Jeremy Braddock Lit-Vis Working Group

Date
Fri November 5th 2021, 12:00 - 1:30pm

The Working Group in Literary and Visual Culture at Stanford University invites you to our upcoming event:

"Remediating the Studio System in May 1970: The Firesign Theatre's Don't Crush That Dwarf Hand Me the Pliers"
Presented by Jeremy Braddock, Associate Professor, Dept. of Literatures in English, Cornell University
November 5 at noon PST, via Zoom

In nine albums recorded for Columbia Records between 1967 and 1975, the Firesign Theatre exploited the multitrack recording studio as a medium for literary writing in a way that has never been equaled, before or since. A hallmark of these recordings is the way their aural representation of numerous forms of media (often simultaneously).
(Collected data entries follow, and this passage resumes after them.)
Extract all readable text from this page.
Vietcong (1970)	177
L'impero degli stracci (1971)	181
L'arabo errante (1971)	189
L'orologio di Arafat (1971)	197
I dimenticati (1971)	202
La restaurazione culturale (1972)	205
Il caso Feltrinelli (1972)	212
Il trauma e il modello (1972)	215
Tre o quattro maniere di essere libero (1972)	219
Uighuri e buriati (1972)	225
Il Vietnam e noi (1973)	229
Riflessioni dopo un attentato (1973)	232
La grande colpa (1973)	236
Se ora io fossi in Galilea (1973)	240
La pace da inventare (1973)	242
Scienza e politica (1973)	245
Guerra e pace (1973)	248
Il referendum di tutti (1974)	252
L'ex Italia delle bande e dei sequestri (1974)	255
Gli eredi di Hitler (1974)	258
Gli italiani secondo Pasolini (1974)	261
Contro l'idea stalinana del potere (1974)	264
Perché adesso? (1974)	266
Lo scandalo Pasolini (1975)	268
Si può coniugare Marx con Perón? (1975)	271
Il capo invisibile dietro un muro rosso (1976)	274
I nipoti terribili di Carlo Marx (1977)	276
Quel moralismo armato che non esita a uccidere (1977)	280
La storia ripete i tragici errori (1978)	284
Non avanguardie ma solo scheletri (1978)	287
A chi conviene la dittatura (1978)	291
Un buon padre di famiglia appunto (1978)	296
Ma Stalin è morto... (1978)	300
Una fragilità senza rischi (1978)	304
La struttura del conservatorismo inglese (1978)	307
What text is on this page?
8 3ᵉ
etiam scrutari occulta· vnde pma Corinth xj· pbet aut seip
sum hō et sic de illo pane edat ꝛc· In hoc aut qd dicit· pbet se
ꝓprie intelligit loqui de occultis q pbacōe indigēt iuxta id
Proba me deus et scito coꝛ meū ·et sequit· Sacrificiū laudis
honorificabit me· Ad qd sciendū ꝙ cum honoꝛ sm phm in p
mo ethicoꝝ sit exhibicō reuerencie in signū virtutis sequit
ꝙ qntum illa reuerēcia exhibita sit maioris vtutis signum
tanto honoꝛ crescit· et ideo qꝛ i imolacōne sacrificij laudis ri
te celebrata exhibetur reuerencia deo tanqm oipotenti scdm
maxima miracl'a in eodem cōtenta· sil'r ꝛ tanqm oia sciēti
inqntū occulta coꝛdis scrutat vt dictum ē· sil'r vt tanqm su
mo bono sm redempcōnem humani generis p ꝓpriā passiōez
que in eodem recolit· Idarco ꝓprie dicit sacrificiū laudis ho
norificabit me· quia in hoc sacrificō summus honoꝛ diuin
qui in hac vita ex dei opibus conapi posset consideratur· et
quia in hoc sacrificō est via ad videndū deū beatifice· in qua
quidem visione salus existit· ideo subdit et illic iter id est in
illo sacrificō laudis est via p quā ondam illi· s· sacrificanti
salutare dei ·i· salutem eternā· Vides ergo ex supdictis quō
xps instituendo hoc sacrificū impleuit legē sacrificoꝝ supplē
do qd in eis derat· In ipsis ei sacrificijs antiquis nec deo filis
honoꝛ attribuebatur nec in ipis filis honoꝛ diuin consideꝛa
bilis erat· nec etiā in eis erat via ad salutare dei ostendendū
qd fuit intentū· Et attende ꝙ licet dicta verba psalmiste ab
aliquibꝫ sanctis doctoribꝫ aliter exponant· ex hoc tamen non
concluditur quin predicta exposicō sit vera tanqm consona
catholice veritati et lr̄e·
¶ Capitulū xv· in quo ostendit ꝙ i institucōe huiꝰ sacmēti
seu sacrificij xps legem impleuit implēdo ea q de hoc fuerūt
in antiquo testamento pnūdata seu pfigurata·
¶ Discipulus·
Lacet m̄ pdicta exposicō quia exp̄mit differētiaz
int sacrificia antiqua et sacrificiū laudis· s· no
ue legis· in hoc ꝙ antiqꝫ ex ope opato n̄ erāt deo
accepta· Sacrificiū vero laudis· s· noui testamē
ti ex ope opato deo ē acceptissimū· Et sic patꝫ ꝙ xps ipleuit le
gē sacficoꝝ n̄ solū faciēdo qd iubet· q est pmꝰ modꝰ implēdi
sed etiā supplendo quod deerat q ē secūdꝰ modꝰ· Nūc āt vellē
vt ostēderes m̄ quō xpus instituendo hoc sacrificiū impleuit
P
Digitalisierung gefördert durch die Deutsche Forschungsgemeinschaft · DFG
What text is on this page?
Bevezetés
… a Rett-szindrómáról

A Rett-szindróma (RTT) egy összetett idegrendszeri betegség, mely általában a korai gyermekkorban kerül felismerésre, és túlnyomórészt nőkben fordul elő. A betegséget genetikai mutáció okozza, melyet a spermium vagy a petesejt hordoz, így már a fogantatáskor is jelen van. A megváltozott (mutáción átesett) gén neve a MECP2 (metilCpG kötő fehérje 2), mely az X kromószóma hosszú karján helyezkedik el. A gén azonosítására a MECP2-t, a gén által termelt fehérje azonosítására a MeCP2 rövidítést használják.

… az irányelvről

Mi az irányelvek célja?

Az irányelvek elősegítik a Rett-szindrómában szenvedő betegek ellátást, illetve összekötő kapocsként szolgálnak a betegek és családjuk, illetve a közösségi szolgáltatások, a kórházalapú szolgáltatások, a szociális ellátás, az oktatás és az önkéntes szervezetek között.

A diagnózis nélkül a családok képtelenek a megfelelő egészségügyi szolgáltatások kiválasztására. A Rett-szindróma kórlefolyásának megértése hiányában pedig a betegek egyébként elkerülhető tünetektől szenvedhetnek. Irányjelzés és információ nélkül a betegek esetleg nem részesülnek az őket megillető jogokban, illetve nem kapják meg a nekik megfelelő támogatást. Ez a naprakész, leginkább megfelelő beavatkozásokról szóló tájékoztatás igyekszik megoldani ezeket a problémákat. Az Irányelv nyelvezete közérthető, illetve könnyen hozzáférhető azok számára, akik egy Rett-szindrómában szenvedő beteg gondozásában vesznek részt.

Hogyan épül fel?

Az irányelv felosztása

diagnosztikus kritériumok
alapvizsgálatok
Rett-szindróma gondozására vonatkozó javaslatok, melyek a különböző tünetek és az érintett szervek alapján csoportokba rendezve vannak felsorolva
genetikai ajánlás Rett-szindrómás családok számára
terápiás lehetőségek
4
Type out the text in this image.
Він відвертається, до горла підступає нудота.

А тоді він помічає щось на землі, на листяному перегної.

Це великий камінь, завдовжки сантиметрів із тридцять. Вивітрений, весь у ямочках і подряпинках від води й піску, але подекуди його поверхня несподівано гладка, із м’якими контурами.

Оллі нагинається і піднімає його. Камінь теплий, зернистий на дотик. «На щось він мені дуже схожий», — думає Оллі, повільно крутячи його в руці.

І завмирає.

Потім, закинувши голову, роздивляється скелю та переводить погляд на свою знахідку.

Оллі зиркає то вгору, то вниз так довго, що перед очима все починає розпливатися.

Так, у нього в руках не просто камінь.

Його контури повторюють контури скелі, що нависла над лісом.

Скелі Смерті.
Though they are ostensibly comedy records, they contain a surprisingly trenchant and informe d critique of the increasing mediatization of society during the Nixon years, creating highly mobile narratives set in a quasi-authoritarian world of curfews, restrictions, and mandatory consumption.

Drawing from his book-length study of the Firesign Theatre, Jeremy Braddock will examine the group's third album, Don't Crush That Dwarf Hand Me the Pliers (1970), paying particular attention to the narrative effects made possible with the new technologies of Dolby Noise Reduction and the 8-channel mixing desk. Recorded at the time of the Kent State killings and the historic MGM auction, the album can be understood as an attempt to propose the long-playing record as a new home for long-form narrative, in the wake of classical Hollywood's collapse.